In the above triangle surface, along the triangle AB, AC two sides, with the vector q = (QX, A, qz) as the starting end of the two vectors u = (cellspacing, B-A, 0), V = (0, C-A,-cellspacing), then along the U axis of DX points linear difference, and then along the V axis of Dy points linear interpolation, given the X and zcoordinates, the Y component of the vector (q + dxu + dzv) is the height of the point.

Note: because only the height interpolation is concerned, only the Y component can be interpolated.
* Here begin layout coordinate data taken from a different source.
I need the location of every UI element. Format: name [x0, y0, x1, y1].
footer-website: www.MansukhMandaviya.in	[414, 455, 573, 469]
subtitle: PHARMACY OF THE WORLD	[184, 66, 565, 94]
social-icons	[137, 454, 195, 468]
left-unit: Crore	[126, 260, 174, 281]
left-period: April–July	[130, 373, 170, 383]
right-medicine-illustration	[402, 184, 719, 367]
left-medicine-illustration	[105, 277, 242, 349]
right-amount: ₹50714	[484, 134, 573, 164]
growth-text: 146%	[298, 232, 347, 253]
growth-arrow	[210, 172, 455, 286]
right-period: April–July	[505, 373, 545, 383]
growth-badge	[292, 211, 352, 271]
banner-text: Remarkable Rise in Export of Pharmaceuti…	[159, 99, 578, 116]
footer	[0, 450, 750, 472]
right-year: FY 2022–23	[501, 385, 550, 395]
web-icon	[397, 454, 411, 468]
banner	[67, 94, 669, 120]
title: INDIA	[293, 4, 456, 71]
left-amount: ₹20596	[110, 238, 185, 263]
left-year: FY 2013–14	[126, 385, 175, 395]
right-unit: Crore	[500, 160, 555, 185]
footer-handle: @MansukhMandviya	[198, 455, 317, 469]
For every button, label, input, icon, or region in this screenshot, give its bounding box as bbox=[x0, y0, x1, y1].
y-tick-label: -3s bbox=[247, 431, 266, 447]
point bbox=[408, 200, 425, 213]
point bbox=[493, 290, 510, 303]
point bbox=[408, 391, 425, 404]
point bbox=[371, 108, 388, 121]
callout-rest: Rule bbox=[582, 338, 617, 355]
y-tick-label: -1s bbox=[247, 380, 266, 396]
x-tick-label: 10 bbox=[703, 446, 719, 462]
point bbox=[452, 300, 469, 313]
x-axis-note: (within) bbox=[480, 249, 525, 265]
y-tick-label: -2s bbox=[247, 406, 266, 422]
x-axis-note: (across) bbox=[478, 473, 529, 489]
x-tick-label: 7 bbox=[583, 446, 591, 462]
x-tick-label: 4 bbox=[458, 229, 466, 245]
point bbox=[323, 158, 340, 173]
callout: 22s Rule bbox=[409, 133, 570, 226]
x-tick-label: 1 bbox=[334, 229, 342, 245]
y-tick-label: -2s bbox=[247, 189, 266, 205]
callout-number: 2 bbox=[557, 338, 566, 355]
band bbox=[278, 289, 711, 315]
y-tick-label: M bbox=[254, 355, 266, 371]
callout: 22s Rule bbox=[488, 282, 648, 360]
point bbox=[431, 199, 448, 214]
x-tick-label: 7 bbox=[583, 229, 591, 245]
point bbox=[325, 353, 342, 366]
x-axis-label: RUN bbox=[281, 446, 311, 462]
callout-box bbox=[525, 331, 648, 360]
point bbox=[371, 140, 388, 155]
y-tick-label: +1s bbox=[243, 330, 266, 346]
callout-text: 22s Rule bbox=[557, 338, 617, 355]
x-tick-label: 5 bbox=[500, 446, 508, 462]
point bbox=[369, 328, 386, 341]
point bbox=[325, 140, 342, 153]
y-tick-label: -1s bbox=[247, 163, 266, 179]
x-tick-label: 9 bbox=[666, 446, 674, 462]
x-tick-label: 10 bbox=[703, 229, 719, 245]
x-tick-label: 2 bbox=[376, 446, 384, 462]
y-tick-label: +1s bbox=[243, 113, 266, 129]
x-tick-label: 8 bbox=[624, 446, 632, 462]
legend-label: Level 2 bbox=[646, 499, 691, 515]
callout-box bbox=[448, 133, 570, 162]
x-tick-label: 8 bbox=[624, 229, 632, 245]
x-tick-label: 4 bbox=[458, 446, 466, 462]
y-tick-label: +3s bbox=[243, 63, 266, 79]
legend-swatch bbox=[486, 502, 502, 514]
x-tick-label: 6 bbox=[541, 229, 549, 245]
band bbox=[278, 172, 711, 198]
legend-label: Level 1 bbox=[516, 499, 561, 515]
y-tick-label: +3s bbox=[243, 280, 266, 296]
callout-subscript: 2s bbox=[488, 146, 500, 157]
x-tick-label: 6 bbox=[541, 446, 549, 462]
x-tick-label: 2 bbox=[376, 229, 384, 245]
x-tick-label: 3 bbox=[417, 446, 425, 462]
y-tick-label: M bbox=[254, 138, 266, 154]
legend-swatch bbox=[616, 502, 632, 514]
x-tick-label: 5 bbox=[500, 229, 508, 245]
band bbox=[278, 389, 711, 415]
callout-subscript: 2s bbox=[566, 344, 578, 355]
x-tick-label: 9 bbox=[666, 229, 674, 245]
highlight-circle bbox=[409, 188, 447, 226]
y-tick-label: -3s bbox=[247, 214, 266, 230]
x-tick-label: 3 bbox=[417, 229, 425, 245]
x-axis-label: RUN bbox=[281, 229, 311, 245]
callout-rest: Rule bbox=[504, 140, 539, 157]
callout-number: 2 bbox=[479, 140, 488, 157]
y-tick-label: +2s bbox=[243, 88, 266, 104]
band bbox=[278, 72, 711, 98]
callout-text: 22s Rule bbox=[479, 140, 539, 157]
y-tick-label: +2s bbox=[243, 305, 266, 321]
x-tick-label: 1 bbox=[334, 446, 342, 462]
In this way, the height of a specified vertex can be obtained by formula A + dxu + dzv.

Float Height = 0.0f;
If (Dz <1.0f-dx) // upper Triangle ABC
{
Float Uy = B-A; // A-> B
Float Vy = C-A; // A-> C

Height = a + d3d: lerp (0.0f, Uy, dx) + d3d: lerp (0.0f, Vy, Dz );
 
}
Else // lower triangle DCB
{
Float Uy = C-D; // D-> C
Float Vy = B-D; // D-> B
Height = d + d3d: lerp (0.0f, Uy, 1.0f-dx) + d3d: lerp (0.0f, Vy, 1.0f-Dz );
}

The lerp function supports linear interpolation along the ID line.
Float d3d: lerp (float a, float B, float T)
{
Return a-(A * t) + (B * t );
}
 
The d3dxsplitmesh function splits the terrain mesh into several smaller subgrids.
Void d3dxsplitmesh (
Lpd3dxmesh pmeshin,
Const DWORD * padjacencyin,
Const DWORD maxsize,
Const DWORD options,
DWORD * pmeshesout,
Lpd3dxbuffer * ppmesharrayout,
Lpd3dxbuffer * ppadjacencyarrayout,
Lpd3dxbuffer * ppfaceremaparrayout,
Lpd3dxbuffer * ppvertremaparrayout );

# Pmeshin is used to receive source grids. Then, this function can split the source mesh into several smaller grids.
# Padjacencyin is a pointer to an array adjacent to the source mesh.
# Maxsize is used to specify the maximum number of vertices allowed by the split Mesh
# Option flag specifies the option for split grid Creation
# Pmeshesout returns the created grid array, and the created grid is saved in the array cache directed by the ppmesharrayout parameter.
The last three parameters are optional (null indicates ignore these parameters), and the adjacent array, patch re-painting information, and vertex re-painting information of each newly created grid are returned respectively.